The commonly adopted concatenated, multi-parameter, mapped, fixed point coding are not effective in searching for the global optimum. According to the inner structure of the design problem of multiproduct batch that gives us some clues for designing the above mixed continuous discrete coding method with a four-point crossover operator. As is evident from the results of application, this coding method is well fit to the proposed problem.

It is also important to note that the selection of crossover points [25] as well as the way to carry out the crossover should take into account the bit string structure, as is the case in our codification. However, one problem in practice is the premature loss of diversity in the population, which results in premature convergence. Because premature convergence is so often the case in the implementation of GAs according to our experience.

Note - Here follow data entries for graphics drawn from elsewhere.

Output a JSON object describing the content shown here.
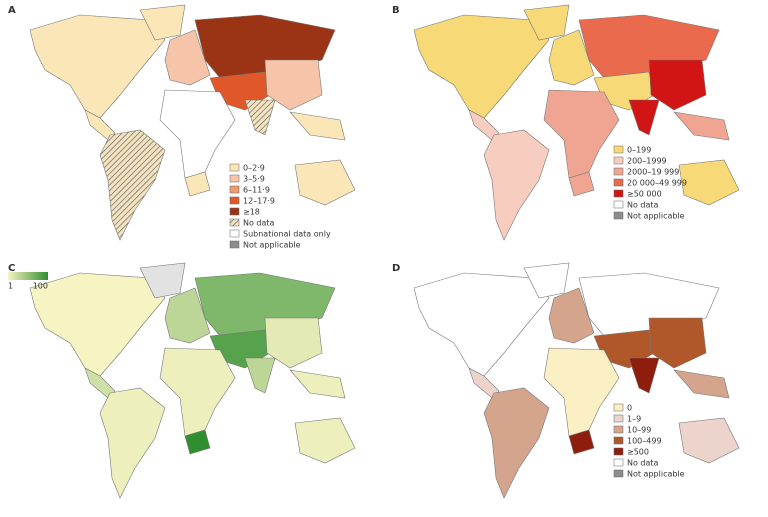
{
  "panels": [
    {
      "label": "A",
      "legend": [
        {
          "label": "0–2·9",
          "color": "#fbe6b8"
        },
        {
          "label": "3–5·9",
          "color": "#f6c4a8"
        },
        {
          "label": "6–11·9",
          "color": "#ef9a6a"
        },
        {
          "label": "12–17·9",
          "color": "#e0572a"
        },
        {
          "label": "≥18",
          "color": "#9b3415"
        },
        {
          "label": "No data",
          "color": "#f3e3c0",
          "hatch": true
        },
        {
          "label": "Subnational data only",
          "color": "#ffffff"
        },
        {
          "label": "Not applicable",
          "color": "#8c8c8c"
        }
      ]
    },
    {
      "label": "B",
      "legend": [
        {
          "label": "0–199",
          "color": "#f8d977"
        },
        {
          "label": "200–1999",
          "color": "#f7cdc0"
        },
        {
          "label": "2000–19 999",
          "color": "#f0a592"
        },
        {
          "label": "20 000–49 999",
          "color": "#ea6a4e"
        },
        {
          "label": "≥50 000",
          "color": "#d11414"
        },
        {
          "label": "No data",
          "color": "#ffffff"
        },
        {
          "label": "Not applicable",
          "color": "#8c8c8c"
        }
      ]
    },
    {
      "label": "C",
      "colorbar": {
        "min": 1,
        "max": 100,
        "colors": [
          "#f7f4c4",
          "#2f8f2f"
        ]
      }
    },
    {
      "label": "D",
      "legend": [
        {
          "label": "0",
          "color": "#fbefc4"
        },
        {
          "label": "1–9",
          "color": "#ecd3cb"
        },
        {
          "label": "10–99",
          "color": "#d4a58c"
        },
        {
          "label": "100–499",
          "color": "#b0582a"
        },
        {
          "label": "≥500",
          "color": "#8e1d0e"
        },
        {
          "label": "No data",
          "color": "#ffffff"
        },
        {
          "label": "Not applicable",
          "color": "#8c8c8c"
        }
      ]
    }
  ]
}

Our experience makes it clear that “elitism” can help improve the search, and locate highly optimal solutions. Nevertheless, these techniques are not a panacea, despite their apparent robustness, there are control “parameters” involved in these metaheuristics, and appropriate setting of these parameters is a key point for success.

6 Conclusions

Techniques such as PSA and GA are inspired by nature, and have proved themselves to be effective solutions to optimization problems of DMBP. GAs perform effectively and give a solution within 0.5 % of the global optimum. Whilst, it is observed that, in terms of computational time, the GA approach is faster. Furthermore, the results provided by the GA are much better with respect to the PSA. Despite the important role and advantages played by classical methods (MINLP: OA/ER/AP) for the batch plant design problem (such as high accuracy) they have demonstrated some inconveniences in applications (they are not robust, meant for single objective, require derivatives, and more computational time). However, GAs exhibit some advantages in practice, since they have no special demand for initial values of decision variables, the initial population of strings is chosen randomly as long as it does not violate the constraints for the problem, and do not require derivatives. Due to the parallel computing nature, GAs result in faster convergence in comparison with MINLP and PSA. GA are, also, simple in structure and are convenient for implementation, with no more complicated mathematical calculation than such simple operators as encoding, decoding, testing constraints, and computing values of the objective function. In this paper, the GA gave us the highest efficiency and justifies its use for solving nonlinear mathematical models. Finally, this work provides an interesting decision/making approach to improve the design of multiproduct batch plants under conflicting goals.